To whom it may concern,
Thank you for the opportunity to comment on the revised draft Southern Tasmanian Regional Land Use Strategy (STRLUS). YIMBY Hobart was established to advocate for:
Housing abundance: More housing of all types where people want to live.
A city for people at all ages and stages, of all means and abilities: Our city and suburbs should reflect the diversity of the community as a whole.
Better access for everyone: Being an active participant in our city should not rely on owning a car.
In recent years Southern Tasmania has experienced worsening housing affordability, rising congestion, and increased pressure on infrastructure and the natural environment. Despite this, much of the region’s recent development has occurred at the urban fringe, where it is more expensive to service, more exposed to natural hazards, and more likely to entrench car dependence.
This contribution builds on our submission on the State of Play report, which argued that the STRLUS should prioritise housing supply within existing urban areas rather than continued fringe expansion, with a focus on medium-density infill, activity centres, and locations well served by transport and services. It emphasised that consolidation is critical to affordability, infrastructure efficiency, environmental protection, and climate resilience. The submission also stressed that these outcomes will not occur without clear targets, accountability, and implementation mechanisms.
On this basis, YIMBY Hobart supports the overall direction of the draft Southern Tasmania Regional Land Use Strategy. As we noted in our submission on the state of play report, we do not believe the current strategy has effectively guided development in southern Tasmanian. We hope a refreshed strategy can improve on this record.
The draft contains a number of strong elements that should be retained, including that it:
Prioritises urban consolidation over continued fringe expansion. Concentrating growth in existing activity centres, and transport corridors is the most efficient way to deliver housing, use infrastructure well, and protect natural landscapes.
Recognises the need to protect environmental values while accommodating growth. Concentrating development within established areas reduces pressure on bushland and agricultural land and allows environmental outcomes to be improved within the urban footprint.
Better aligns land use and transport. Locating growth near jobs, services, and public transport is essential if the region is to reduce car dependence and support more functional, connected communities.
Takes a clearer position on natural hazard risk. Avoiding development in high bushfire and flood exposure areas reduces climate risk and must remain a core principle of the STRLUS.

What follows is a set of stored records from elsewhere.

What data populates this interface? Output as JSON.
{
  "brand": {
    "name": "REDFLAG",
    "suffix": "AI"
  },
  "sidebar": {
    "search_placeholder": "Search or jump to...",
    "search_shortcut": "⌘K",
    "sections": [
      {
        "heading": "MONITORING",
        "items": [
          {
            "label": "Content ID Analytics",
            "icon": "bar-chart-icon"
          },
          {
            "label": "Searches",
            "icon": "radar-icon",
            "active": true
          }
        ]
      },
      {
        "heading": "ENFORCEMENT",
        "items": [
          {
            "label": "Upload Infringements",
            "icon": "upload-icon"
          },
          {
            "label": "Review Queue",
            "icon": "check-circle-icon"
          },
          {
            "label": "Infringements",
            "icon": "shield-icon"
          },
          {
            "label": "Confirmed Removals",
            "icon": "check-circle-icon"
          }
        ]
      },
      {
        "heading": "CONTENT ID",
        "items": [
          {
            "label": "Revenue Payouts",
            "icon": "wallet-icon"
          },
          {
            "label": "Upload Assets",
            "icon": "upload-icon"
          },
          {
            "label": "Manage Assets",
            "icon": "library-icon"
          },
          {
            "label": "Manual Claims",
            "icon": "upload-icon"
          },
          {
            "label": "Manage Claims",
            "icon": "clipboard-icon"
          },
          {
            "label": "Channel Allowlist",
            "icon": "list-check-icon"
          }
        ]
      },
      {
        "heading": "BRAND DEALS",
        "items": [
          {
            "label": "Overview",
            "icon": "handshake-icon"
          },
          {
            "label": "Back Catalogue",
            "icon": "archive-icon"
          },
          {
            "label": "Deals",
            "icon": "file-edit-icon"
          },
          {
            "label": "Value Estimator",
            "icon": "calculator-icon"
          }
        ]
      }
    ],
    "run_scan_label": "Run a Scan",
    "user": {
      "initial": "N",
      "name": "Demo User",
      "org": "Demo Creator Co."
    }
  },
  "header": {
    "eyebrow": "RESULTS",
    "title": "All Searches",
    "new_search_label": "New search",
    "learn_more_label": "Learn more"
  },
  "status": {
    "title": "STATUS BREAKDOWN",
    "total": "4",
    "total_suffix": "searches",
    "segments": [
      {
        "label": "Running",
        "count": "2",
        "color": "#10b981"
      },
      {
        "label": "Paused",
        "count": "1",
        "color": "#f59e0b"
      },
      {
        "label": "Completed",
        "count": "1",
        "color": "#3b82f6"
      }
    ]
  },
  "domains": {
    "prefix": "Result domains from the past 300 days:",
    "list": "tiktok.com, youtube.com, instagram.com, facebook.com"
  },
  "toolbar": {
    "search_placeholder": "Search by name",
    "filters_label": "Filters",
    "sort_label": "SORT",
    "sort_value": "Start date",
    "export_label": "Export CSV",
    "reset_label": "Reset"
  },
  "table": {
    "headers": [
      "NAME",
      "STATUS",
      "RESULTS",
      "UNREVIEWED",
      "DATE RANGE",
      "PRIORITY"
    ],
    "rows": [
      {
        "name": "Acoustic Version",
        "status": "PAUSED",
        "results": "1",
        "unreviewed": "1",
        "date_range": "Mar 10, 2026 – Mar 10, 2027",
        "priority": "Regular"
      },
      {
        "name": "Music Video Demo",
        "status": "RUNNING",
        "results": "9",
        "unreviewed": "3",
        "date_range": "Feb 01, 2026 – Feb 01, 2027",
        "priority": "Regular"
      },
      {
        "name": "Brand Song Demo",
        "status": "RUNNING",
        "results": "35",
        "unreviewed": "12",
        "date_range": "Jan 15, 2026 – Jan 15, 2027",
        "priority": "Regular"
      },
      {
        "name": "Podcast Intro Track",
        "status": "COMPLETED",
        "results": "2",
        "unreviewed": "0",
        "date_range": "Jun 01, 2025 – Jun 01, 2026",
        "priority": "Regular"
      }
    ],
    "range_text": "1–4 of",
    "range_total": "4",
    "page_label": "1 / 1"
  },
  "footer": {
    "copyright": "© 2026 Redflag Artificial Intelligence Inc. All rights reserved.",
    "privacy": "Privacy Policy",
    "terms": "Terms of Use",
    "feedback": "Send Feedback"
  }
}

Acknowledges the scale of the housing challenge. The inclusion of growth and liveability targets, and the recognition that housing supply must be monitored over time, is a significant improvement on the previous strategy.
Seeing these important outcomes delivered will require a more deliberate approach to measuring and monitoring outcomes. The previous STRLUS set out broadly similar principles as those above, but did little to shape development. There was no clear way to measure whether consolidation was occurring, whether housing supply was being delivered in the right locations, or whether the strategy was succeeding at all.
If consolidation is the goal, it needs to be reflected in measurable expectations and tracked over time. Otherwise, there is no way to monitor success and no basis for adjusting planning settings if outcomes are not being achieved.
The draft strategy acknowledges the need to monitor housing supply and growth over time, but it needs to be more ambitious. It needs to set clear targets for housing delivery, with an emphasis on consolidation within existing urban areas and activity centres. Without this, the strategy risks becoming a statement of intent and nothing else.
YIMBY Hobart acknowledges and appreciates the work that has gone into preparing the draft strategy. It sets a much clearer direction than its predecessor and, if delivered, would go a long way to ensuring future development does not repeat the mistakes of the recent past.